Nostalgia de ‘mili’ no hecha

EL MUNDO 10/03/17
JORGE BUSTOS

ANIMADO por el ejemplo de Suecia, un juez de menores de Granada ha pedido que España recupere la mili. Don Emilio Calatayud no es un facha desorejado: el franquismo imponía castigos bien poco imaginativos en los que la obsesión del escarmiento social anulaba la fe en la enmienda personal. En cambio, al gamberro que va por ahí quemando papeleras Calatayud lo sentencia a trabajar una semana con los bomberos; o a un conductor borracho le prescribe una jornada de conversación con parapléjicos y sus familiares, al término de la cual debe presentar una redacción con sus impresiones. Yo a esto lo llamo progresismo judicial, más atento a la reforma que a la represalia. El gobierno que ha restaurado la mili en Suecia no está formado por arios belicosos sino por una coalición de socialdemócratas y verdes. Lo que nuestro juez propone –con mucha sorna– es una suerte de campamento militar de dos meses para todo español pubertoso, ellos y ellas, y de uno a dos años para el nini descarriado. Una encuesta en redes planteada por Europa Press ha cosechado altos porcentajes de apoyo a la propuesta.

Pertenezco a la primera generación de españoles exonerados de la mili por la gracia de Aznar, quien a su vez satisfacía una cláusula de Pujol sellada en el Majestic. Era una época exótica en que el PP cumplía los pactos suscritos con partidos nacidos en Cataluña. La carta de reclutamiento llegó a casa: yo tenía 17 y cursaba COU, porque junto con la mili también me libré de la LOGSE. Solicité prórroga por estudios en la oficina de reclutamiento de la calle Quintana y nunca más fui llamado a filas, cosa que confieso no sin un pellizco de decepción. Hasta en el pacifista más jamaicano suscita un orgullo momentáneo que su país le considere lo suficientemente útil como para defenderlo.

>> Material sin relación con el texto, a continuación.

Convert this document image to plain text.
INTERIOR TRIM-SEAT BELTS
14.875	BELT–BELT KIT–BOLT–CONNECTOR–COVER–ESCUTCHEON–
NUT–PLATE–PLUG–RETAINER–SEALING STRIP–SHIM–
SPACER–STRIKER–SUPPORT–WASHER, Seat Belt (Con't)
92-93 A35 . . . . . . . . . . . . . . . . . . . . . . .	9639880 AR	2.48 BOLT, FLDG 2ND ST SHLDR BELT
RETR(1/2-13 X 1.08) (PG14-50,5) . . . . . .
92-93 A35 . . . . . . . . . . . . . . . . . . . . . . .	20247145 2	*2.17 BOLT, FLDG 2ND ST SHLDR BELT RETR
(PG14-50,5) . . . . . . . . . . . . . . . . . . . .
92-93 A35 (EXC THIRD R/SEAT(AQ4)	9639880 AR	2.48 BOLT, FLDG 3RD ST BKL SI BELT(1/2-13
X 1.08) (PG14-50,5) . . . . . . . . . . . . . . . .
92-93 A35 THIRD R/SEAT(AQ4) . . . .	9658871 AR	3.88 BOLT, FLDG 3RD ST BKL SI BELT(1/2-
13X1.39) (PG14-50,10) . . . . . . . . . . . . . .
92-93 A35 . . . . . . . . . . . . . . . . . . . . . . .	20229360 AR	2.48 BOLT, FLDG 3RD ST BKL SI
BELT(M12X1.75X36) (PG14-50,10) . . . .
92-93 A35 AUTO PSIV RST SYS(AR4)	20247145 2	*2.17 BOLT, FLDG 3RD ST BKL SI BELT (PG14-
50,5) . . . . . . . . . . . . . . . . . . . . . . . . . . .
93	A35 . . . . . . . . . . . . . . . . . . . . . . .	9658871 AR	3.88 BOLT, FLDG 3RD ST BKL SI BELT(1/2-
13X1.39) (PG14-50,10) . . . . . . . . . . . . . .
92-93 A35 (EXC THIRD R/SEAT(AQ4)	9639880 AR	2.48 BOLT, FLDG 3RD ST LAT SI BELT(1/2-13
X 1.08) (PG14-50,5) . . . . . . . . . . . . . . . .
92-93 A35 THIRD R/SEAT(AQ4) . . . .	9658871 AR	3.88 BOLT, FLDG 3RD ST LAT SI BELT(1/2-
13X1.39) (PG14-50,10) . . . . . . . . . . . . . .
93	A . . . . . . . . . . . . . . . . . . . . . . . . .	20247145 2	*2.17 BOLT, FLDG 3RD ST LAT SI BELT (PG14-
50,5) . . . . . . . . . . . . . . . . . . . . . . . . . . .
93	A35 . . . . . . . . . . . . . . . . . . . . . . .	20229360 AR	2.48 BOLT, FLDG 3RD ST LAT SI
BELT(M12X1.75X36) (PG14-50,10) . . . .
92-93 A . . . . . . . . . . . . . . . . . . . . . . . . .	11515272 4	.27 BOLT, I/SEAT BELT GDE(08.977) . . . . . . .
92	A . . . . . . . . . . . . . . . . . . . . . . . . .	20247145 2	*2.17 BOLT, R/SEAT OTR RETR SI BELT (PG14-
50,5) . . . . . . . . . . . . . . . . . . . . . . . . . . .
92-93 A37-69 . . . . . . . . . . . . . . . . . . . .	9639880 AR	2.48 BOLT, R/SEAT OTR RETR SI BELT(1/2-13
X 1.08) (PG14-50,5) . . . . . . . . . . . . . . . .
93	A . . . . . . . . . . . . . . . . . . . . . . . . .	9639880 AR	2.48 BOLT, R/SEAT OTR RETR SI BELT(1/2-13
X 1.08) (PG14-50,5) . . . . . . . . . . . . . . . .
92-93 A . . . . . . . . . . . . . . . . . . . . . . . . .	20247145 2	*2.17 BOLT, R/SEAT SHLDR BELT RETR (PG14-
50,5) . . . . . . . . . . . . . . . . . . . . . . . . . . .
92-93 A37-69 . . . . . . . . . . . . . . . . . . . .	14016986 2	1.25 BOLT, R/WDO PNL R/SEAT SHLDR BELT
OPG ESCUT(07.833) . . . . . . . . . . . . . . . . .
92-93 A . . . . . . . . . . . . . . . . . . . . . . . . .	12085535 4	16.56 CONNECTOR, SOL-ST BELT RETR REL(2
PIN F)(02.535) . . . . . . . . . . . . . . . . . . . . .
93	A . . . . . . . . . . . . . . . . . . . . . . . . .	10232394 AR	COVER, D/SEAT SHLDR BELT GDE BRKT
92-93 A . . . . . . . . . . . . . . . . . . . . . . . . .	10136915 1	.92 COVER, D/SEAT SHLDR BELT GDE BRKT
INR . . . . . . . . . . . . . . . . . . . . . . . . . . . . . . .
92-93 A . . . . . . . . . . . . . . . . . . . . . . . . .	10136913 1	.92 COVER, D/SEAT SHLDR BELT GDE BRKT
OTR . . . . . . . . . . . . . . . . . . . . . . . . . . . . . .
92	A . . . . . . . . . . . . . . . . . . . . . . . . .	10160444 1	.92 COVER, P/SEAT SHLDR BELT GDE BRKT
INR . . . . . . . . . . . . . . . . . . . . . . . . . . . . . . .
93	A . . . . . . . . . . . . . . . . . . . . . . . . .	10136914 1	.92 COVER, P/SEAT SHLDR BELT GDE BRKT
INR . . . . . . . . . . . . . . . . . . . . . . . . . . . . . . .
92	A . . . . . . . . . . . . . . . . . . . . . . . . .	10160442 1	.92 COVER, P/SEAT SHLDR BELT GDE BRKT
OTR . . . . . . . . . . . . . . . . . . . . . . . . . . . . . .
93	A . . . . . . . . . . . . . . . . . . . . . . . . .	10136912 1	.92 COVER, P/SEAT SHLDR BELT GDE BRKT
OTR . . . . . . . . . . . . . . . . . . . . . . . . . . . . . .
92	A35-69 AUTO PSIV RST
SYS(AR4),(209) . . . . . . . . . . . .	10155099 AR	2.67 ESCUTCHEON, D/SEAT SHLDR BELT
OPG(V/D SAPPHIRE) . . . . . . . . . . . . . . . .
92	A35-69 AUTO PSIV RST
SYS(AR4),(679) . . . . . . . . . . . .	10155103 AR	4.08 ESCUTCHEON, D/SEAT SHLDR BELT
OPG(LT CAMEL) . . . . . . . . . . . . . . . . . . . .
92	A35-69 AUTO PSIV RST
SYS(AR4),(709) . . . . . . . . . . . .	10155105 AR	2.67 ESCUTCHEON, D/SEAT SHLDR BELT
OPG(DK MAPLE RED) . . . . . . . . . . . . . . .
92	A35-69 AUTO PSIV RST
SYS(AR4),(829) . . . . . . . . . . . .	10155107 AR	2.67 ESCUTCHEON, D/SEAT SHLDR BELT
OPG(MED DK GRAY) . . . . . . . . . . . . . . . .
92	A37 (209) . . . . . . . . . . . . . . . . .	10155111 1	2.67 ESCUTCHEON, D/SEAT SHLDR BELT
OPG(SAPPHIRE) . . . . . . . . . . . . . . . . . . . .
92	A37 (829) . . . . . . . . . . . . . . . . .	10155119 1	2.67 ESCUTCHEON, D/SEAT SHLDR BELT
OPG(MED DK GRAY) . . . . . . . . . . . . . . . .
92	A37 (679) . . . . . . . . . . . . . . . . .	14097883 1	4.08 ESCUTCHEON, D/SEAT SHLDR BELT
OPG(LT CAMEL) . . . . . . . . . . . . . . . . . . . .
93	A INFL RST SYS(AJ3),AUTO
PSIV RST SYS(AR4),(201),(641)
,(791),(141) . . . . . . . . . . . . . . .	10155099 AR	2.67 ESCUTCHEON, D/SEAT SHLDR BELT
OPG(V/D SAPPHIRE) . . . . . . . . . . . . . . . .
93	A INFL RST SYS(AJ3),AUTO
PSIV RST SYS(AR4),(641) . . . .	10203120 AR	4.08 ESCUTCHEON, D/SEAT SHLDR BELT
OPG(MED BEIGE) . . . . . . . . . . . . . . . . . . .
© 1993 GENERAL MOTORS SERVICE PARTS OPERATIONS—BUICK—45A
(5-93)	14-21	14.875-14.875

Suecia no pertenece a la OTAN pero sí al radio de influencia del zar ruso, así que sus razones son estrictamente militares. En España, sin embargo, el debate debería ceñirse al propósito pedagógico que guía a Calatayud. Si devolver a los españoles las perdidas historias de la puta mili tiene algún interés, no es desde luego el patriotismo, emoción vedada para un español desde tiempos de Viriato y directamente punible a partir de 1975. Por lo demás, hoy el patriotismo es aquello que invocamos propiamente cuando el IRPF no nos sale a devolver. Hay quien reivindica la cohesión entre españoles de provincias dispares bajo los mismos símbolos como principal beneficio de la mili, cuya extinción –no parece casual que la forzara Pujol– coincidiría con el desparrame definitivo del nacionalismo periférico; pero tampoco estoy seguro de que esa función de mestizaje no la realice más cómoda y eficientemente la red del AVE. No: la única ventaja de la mili era moral, y se derivaba de su mismo sinsentido: se trataba de disciplinar al cachorro humano entre camaradas extraños a la orden de autoridades desagradables. A ese proceso se le conocía técnicamente como educación: hasta Rousseau consistía en pasar del estado animal de naturaleza al estado humano de sociedad, pero el ginebrino invirtió el sentido. Su obra somos nosotros, niños crónicos del primer mundo que confundimos autoridad con autoritarismo, deseo con derecho y realismo con trauma. Hemos abolido el aburrimiento y la responsabilidad, las dos grandes familiaridades del recluta: el primero potencia el ingenio y la segunda asegura la autonomía. Pagaremos el precio aunque nos hagamos los suecos.